But my teeth are getting brushed more often than not. And I'm reading more often. And I'm trying to take the breaths when I wake up in the morning (after I hit snooze...for you know...an HOUR!)
The one I'm faithfully doing is my line a day journal. I really love it. If nothing else I spend 2 mins each day reflecting on how things went. For the most part the memories that come up quickly, the words I want to put in that tiny space, are good. Which I think really says something about my life and how much I need to CHILL THE F OUT. Although we all know I've never been good at that.
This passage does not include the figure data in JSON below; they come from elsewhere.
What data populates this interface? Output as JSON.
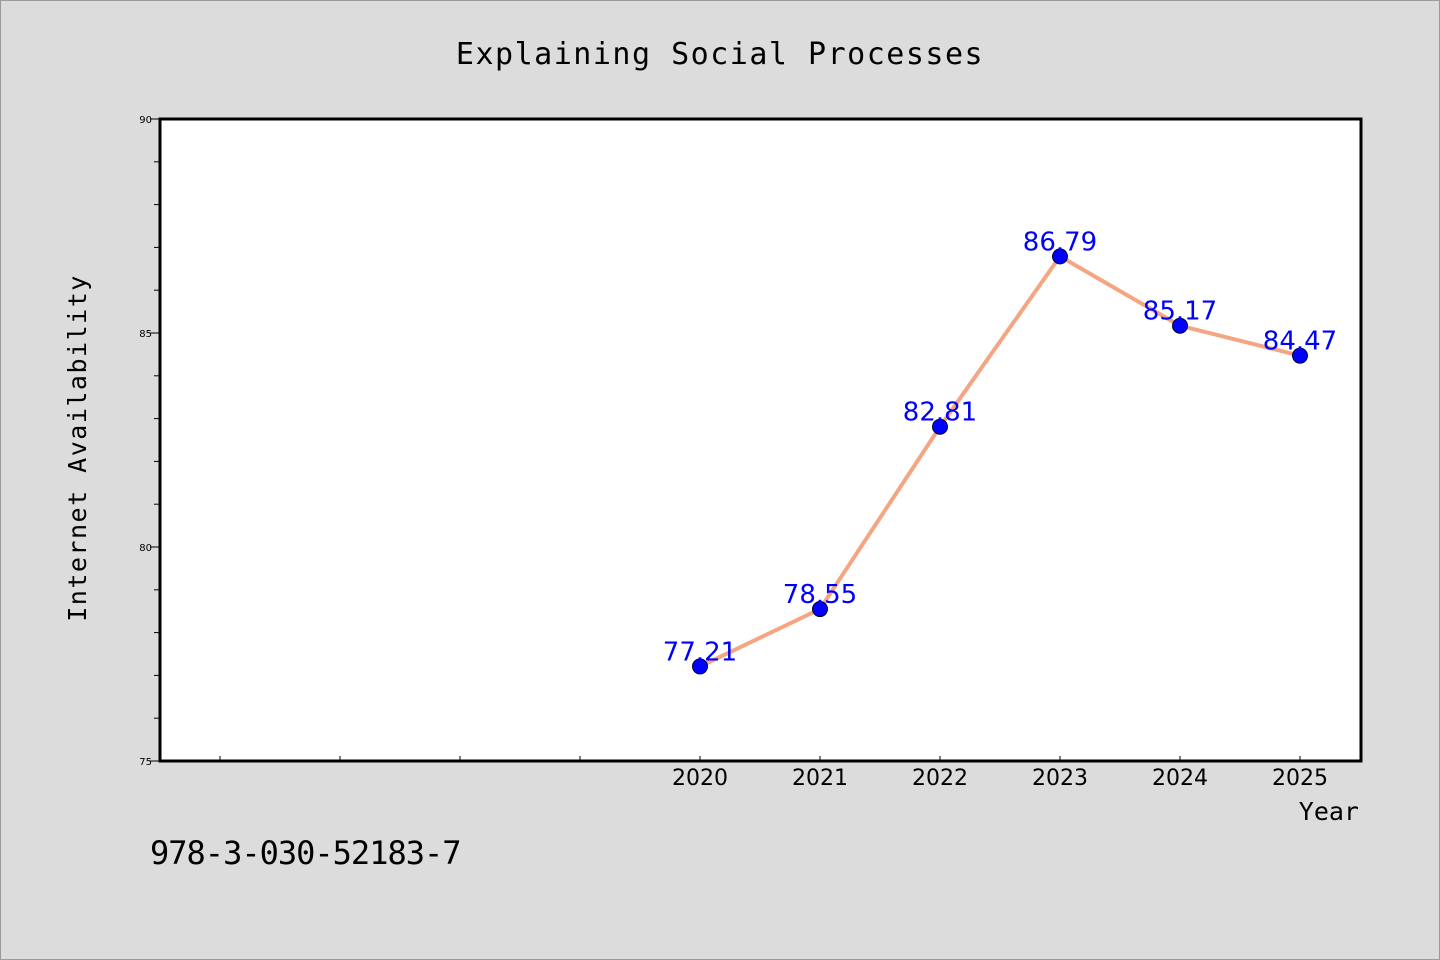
{
  "chart_data": {
    "type": "line",
    "title": "Explaining Social Processes",
    "xlabel": "Year",
    "ylabel": "Internet Availability",
    "categories": [
      "2020",
      "2021",
      "2022",
      "2023",
      "2024",
      "2025"
    ],
    "values": [
      77.21,
      78.55,
      82.81,
      86.79,
      85.17,
      84.47
    ],
    "data_labels": [
      "77.21",
      "78.55",
      "82.81",
      "86.79",
      "85.17",
      "84.47"
    ],
    "ylim": [
      75,
      90
    ],
    "yticks": [
      "75",
      "80",
      "85",
      "90"
    ],
    "grid": false,
    "line_color": "#f4a582",
    "marker_color": "#0000ff",
    "label_color": "#0000ff"
  },
  "footer": {
    "isbn": "978-3-030-52183-7"
  }
}
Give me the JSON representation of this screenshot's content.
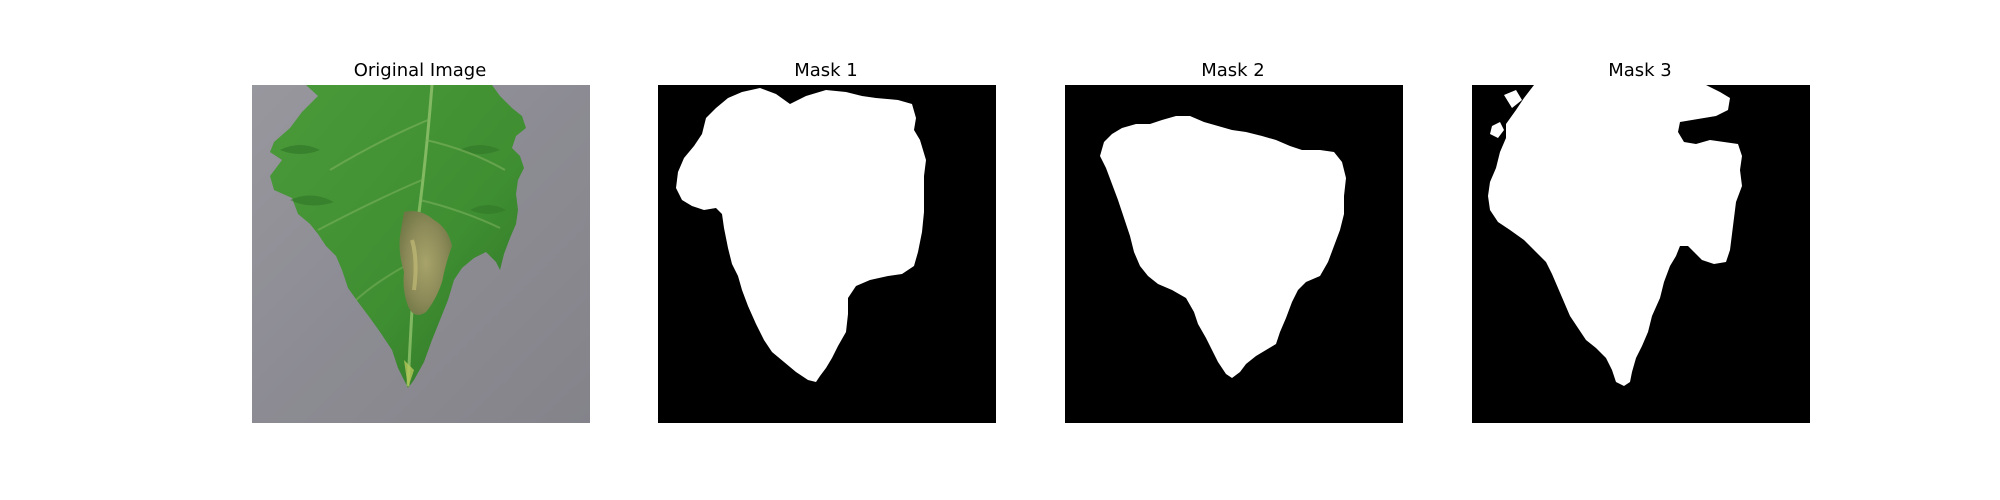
{
  "figure": {
    "panels": [
      {
        "title": "Original Image",
        "kind": "photo",
        "subject": "tomato leaf with brown lesion on gray background"
      },
      {
        "title": "Mask 1",
        "kind": "mask"
      },
      {
        "title": "Mask 2",
        "kind": "mask"
      },
      {
        "title": "Mask 3",
        "kind": "mask"
      }
    ],
    "colors": {
      "figure_background": "#ffffff",
      "mask_background": "#000000",
      "mask_foreground": "#ffffff",
      "leaf_green": "#3f8f32",
      "leaf_dark_green": "#2f7326",
      "lesion_brown": "#8c8a58",
      "photo_background_gray": "#8e8d95"
    }
  }
}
In that same vein - I finally scheduled a counseling appointment. It's good because I feel the anxiety creeping around me these days. It really seems to come up with the whole not sleeping and having a million things on the to-do list situation. And there are some things that I need some coaching on. And really don't we all feel better when we can just vent to a confidential neutral source?!
On a completely different note, baby boy turned 9mos the other day! He is a joy. They both are really. His big sister is full of sass and laughs and personality. She is essentially over the potty training hump (praise the lord). And we're looking into preschool for the fall (boo hoo - where did my baby go?!)
My house is a mess and I can't get anything done on time. But we're (mostly) happy, (mostly) clean, and (mostly) fed...so I guess I can't complain too much.